The problem begins with a derivative function, which tells us how the original function changes at any given point. By integrating this derivative, we "reverse" the process of differentiation. This allows us to find the original function, known as the antiderivative or integral, to which we only add a constant because integration is indefinite. The constant, labeled as \(C\), accounts for the vertical shift in all potential antiderivatives of the function. Each function derived from an antiderivative can differ by this constant value.

Integration is a fundamental concept in calculus that involves combining small quantities to find totals, like areas under curves or the original function from a given rate of change (derivative). Integrating turns a rate formula back into an accumulation formula or function, often called the antiderivative.

In the given problem, the task is to integrate the function \( f'(x) = 8x^3 + 12x + 3 \). This involves finding an antiderivative of each term separately:

• The integration of \(8x^3\) is \(2x^4\).
• The integration of \(12x\) is \(6x^2\).
• The integration of \(3\) is \(3x\).

Combining these, the antiderivative is \(f(x) = 2x^4 + 6x^2 + 3x + C\). The constant \(C\) represents any fixed number added to the function. This constant accounts for all potential vertical shifts of the function that still meet the derivative criteria.

An initial condition is a specific piece of information given in a problem that enables us to find the exact value of the constant of integration \(C\).
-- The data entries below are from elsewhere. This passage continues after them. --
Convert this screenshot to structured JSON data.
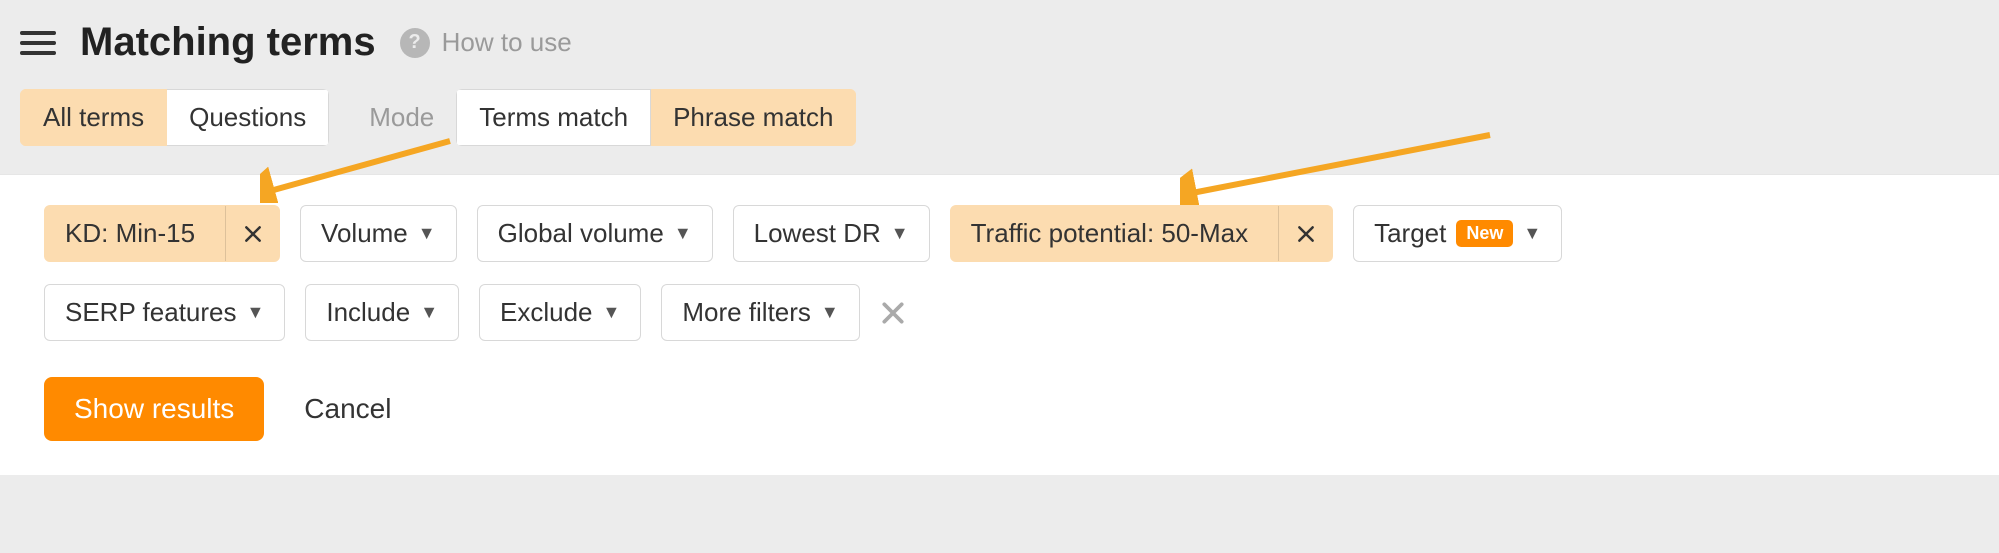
{
  "header": {
    "title": "Matching terms",
    "help_label": "How to use"
  },
  "tabs": {
    "view": [
      {
        "label": "All terms",
        "active": true
      },
      {
        "label": "Questions",
        "active": false
      }
    ],
    "mode_label": "Mode",
    "mode": [
      {
        "label": "Terms match",
        "active": false
      },
      {
        "label": "Phrase match",
        "active": true
      }
    ]
  },
  "filters": {
    "kd": {
      "label": "KD: Min-15"
    },
    "volume": {
      "label": "Volume"
    },
    "global_volume": {
      "label": "Global volume"
    },
    "lowest_dr": {
      "label": "Lowest DR"
    },
    "traffic_potential": {
      "label": "Traffic potential: 50-Max"
    },
    "target": {
      "label": "Target",
      "badge": "New"
    },
    "serp_features": {
      "label": "SERP features"
    },
    "include": {
      "label": "Include"
    },
    "exclude": {
      "label": "Exclude"
    },
    "more": {
      "label": "More filters"
    }
  },
  "actions": {
    "show": "Show results",
    "cancel": "Cancel"
  },
  "colors": {
    "accent": "#ff8a00",
    "highlight": "#fcdcb0"
  }
}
It tells us a particular point on the function's graph. In this exercise, the initial condition is \(f(1) = 6\). This means when \(x = 1\), the value of \(f(x)\) is 6.

To use the initial condition, substitute \(x = 1\) into the antiderivative found: \(f(1) = 2(1)^4 + 6(1)^2 + 3(1) + C\). Simplifying on the left side gives \(11 + C\). Setting this equal to the given \(f(1) = 6\) allows us to solve for \(C\).

Subtract \(11\) from \(6\) to find \(C = -5\). This specific value of \(C\) ensures that the function satisfies both the derivative requirements and the initial condition. Therefore, the final function is \(f(x) = 2x^4 + 6x^2 + 3x - 5\). This includes every detail given in the exercise.